図書館を取り巻く環境の変化に対応して

情報メディアセンター長(図書館長) 西崎 滋

          

国立大学法人岩手大学は、「地域における知の府としての役割を果たす教育研究の場、すなわち、岩手の風土に根ざした“イーハトーブの学び舎”として、教育、社会貢献活動を推進する。(中略)これらの取り組みを通して、国際的な視野を持ち、幅広い教養と深い専門性を備えた多様な人材、高度専門職業人及び研究者の育成を目指すとともに、持続可能な共生社会の形成に寄与することを使命とする。」を大学の基本的な目標として、第二期6年間に向けて船出しました。この中で、図書館は教育、研究、社会貢献のそれぞれの分野で独自の役割を担うことが求められています。

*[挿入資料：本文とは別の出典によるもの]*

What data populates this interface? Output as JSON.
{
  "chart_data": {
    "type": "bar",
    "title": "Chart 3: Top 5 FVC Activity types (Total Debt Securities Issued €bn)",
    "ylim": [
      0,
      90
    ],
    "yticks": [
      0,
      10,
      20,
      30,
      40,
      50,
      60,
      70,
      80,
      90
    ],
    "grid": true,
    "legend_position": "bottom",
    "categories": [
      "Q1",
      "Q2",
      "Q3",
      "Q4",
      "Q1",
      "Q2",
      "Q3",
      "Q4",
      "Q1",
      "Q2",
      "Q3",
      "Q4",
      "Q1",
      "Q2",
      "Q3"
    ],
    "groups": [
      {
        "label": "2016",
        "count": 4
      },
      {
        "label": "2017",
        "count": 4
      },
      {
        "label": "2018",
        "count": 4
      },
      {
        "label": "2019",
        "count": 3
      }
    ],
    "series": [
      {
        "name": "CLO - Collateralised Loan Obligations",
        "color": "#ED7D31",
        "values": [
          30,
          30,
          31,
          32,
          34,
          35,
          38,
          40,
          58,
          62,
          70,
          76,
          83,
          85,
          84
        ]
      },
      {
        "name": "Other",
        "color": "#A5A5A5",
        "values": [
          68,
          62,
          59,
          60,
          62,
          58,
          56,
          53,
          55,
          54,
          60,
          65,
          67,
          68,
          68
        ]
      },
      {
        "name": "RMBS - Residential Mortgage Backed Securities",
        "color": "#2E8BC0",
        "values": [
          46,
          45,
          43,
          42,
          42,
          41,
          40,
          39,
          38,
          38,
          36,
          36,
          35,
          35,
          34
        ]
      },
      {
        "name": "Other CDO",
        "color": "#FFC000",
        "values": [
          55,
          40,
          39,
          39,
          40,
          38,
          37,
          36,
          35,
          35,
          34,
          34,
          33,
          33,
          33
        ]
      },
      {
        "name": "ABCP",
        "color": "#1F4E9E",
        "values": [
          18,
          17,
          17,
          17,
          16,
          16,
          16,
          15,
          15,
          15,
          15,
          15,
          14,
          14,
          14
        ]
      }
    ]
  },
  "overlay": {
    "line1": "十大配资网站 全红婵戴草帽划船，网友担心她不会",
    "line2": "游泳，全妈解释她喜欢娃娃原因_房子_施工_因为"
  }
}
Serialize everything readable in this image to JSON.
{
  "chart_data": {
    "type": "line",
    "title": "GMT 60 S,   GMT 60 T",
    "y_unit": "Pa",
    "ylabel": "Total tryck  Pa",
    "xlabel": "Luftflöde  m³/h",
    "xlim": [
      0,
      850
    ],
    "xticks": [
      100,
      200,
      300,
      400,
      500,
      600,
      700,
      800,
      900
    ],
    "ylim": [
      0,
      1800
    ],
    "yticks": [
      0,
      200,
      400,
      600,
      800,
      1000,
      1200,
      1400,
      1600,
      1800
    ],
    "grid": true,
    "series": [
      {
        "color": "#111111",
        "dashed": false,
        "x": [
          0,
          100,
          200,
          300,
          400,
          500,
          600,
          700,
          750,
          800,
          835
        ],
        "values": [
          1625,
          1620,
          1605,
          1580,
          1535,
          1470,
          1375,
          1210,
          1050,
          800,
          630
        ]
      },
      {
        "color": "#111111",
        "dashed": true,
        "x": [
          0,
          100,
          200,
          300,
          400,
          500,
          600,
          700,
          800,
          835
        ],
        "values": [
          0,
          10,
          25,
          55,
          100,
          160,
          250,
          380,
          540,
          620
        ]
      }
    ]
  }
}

図書館には約86万冊を越える蔵書がありますが、こうした従来からの紙媒体を主とした学術資料だけでなく、近年では電子ジャーナル、電子書籍、データベースといった電子媒体による学術資料も重要性を増してきています。図書館が、学習、教育、研究のライフラインとしての役割を継続して果たすためには、これら両媒体による学術資料を提供できる学術情報基盤の整備・強化が欠かせません。
 図書館のサービスについては、これまで利用者の利便性の向上に心掛けてきました。利用者の多様なニーズに応えて、利便性をさらに向上させる目的で、学習の場としての新たな空間(ラーニング・コモンズ)の設置を検討しています。利用者が静かに書籍に目を通したりレポートを書いたりするこれまでの学習空間以外に、図書館の資料等をもとにグループで討論したり会話したりできるような新たな空間を提供することにより、学習の場としてのあらたな展開を目指すものです。
 また、大学の貴重な学術情報を学内の利用にとどめておくのは得策ではありません。これまでも広く学外からの利用に門戸を開いてきました。岩手県内の5つの国公私立大学が連携する「いわて高等教育コンソーシアム」の事業として、図書館の相互利用も行っています。今後は、地域との連携をより強化するとともに、機関リポジトリ等の充実によって、大学における研究成果を学外へ発信していくことが課題となっています。地域に開かれ、地域に根ざした大学の一翼を担って、地域の生涯学習・文化活動を積極的に支援していくことも重要になってきています。

このように図書館は従来にも増して多様な業務を遂行していくことが求められます。それを支える図書館専門職員の数は十分とは言えませんが、力を合わせて最大限の努力を重ねて生きたいと考えています。学内の皆様にはあたたかいご支援とご協力をお願いいたします。